Summary of Reference Examples As shown in Reference Examples 1 and 2, MFAP-4 has a function of preventing the skin elasticity, wrinkles, and smoothness from being reduced by photoaging, while its expression is influenced by skin photoaging and aging. Decreases with age. As shown in Reference Examples 3 to 5, MFAP-4 suppresses the decrease in collagen due to UVB exposure through inhibition of the activation of the enzyme MMP and the like, and also interacts with fibrillin-1 in the ECM. It promotes the polymerization of fibrils to microfibrils to promote the formation of elastic fibers and consequently functions to maintain the structure of the ECM.

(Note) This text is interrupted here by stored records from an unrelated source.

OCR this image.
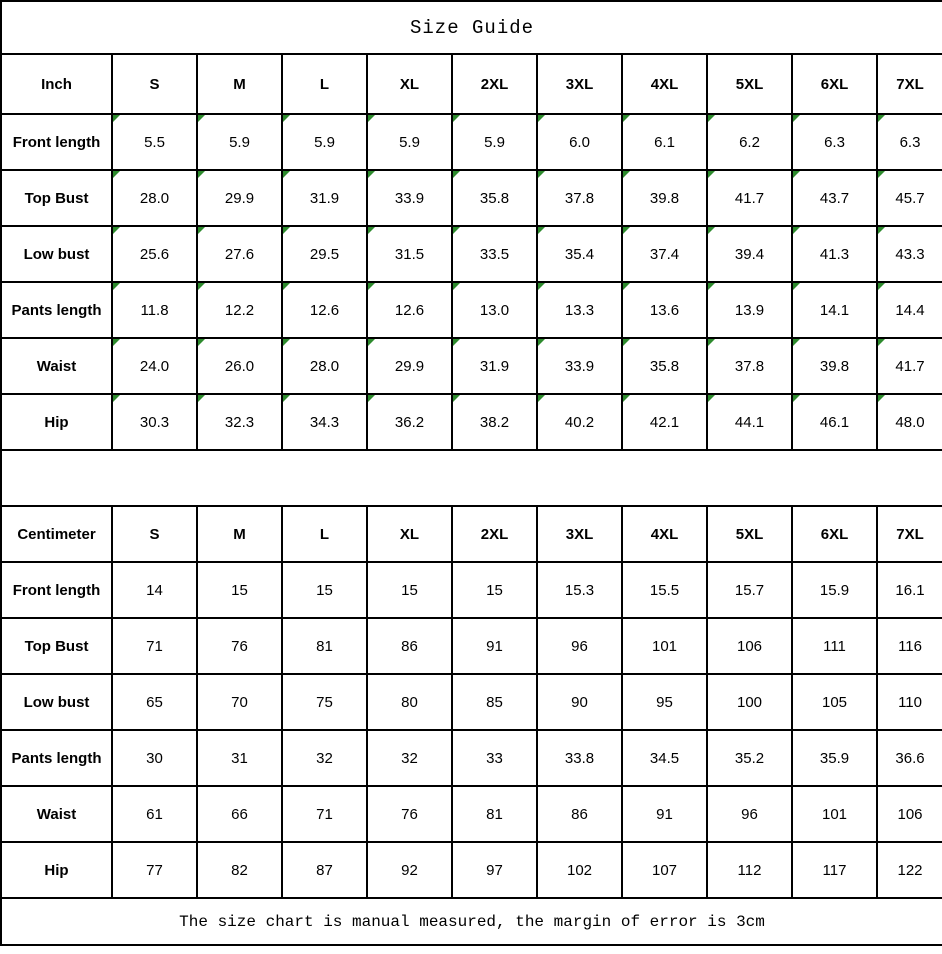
Size Guide										
Inch	S	M	L	XL	2XL	3XL	4XL	5XL	6XL	7XL
Front length	5.5	5.9	5.9	5.9	5.9	6.0	6.1	6.2	6.3	6.3
Top Bust	28.0	29.9	31.9	33.9	35.8	37.8	39.8	41.7	43.7	45.7
Low bust	25.6	27.6	29.5	31.5	33.5	35.4	37.4	39.4	41.3	43.3
Pants length	11.8	12.2	12.6	12.6	13.0	13.3	13.6	13.9	14.1	14.4
Waist	24.0	26.0	28.0	29.9	31.9	33.9	35.8	37.8	39.8	41.7
Hip	30.3	32.3	34.3	36.2	38.2	40.2	42.1	44.1	46.1	48.0

Centimeter	S	M	L	XL	2XL	3XL	4XL	5XL	6XL	7XL
Front length	14	15	15	15	15	15.3	15.5	15.7	15.9	16.1
Top Bust	71	76	81	86	91	96	101	106	111	116
Low bust	65	70	75	80	85	90	95	100	105	110
Pants length	30	31	32	32	33	33.8	34.5	35.2	35.9	36.6
Waist	61	66	71	76	81	86	91	96	101	106
Hip	77	82	87	92	97	102	107	112	117	122
The size chart is manual measured, the margin of error is 3cm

Therefore, by promoting the expression of MFAP-4, the elasticity of the skin can be improved through the function of the MFAP-4, and the skin photoaging can be improved.

Claims (8)

  A MFAP-4 production promoter comprising, as an active ingredient, at least one selected from sesame seeds, sesame seeds, apricot moss, golden moss, butterfly, butterfly, spider mushroom, shorosilane, armor rush, prickly pear and sandalwood, and extracts thereof.   A microfibril formation promoter comprising as an active ingredient at least one selected from sesame seeds, sesame seeds, apricot moss, golden moss, butterfly, butterfly, ezomikuri, shorosilane, armor rush, prickly pear and sandalwood, and extracts thereof.   An elastic fiber formation promoter comprising, as an active ingredient, at least one selected from sesame seeds, sesame seeds, Japanese apricots, golden moss, butterfly, butterflies, ezomikuri, shorosilane, armor rush, prickly pear and sandalwood, and extracts thereof.   An elastic fiber degradation inhibitor comprising, as an active ingredient, at least one selected from sesame seeds, sesame seeds, apricot moss, golden moss, butterfly, butterfly, spider cricket, shorosilane, armor rush, prickly pear and sandalwood, and extracts thereof.   A collagen degradation inhibitor comprising, as an active ingredient, at least one selected from sesame seeds, sesame seeds, umbilical moss, golden moss, butterfly, butterflies, ezomikuri, shorosilane, armor rush, prickly pear and sandalwood, and extracts thereof.   An agent for preventing and / or improving skin photoaging comprising, as an active ingredient, at least one selected from sesame seeds, sesame seeds, apricot moss, golden moss, butterfly, butterfly, sprout, shorosilane, armor rush, prickly pear and sandalwood, and extracts thereof.   An agent for preventing and / or improving skin wrinkles comprising, as an active ingredient, at least one selected from sesame seeds, sesame seeds, umenosoke, kingweeds, butterflies, ezomikuri, shorosilane, armor rush, prickly pear and sandalwood, and extracts thereof.   An agent for preventing and / or improving skin sagging comprising as an active ingredient at least one selected from sesame seeds, sesame seeds, Japanese apricots, golden moss, butterfly, butterflies, spider mushrooms, shorosilane, armor rush, prickly pear and sandalwood, and extracts thereof.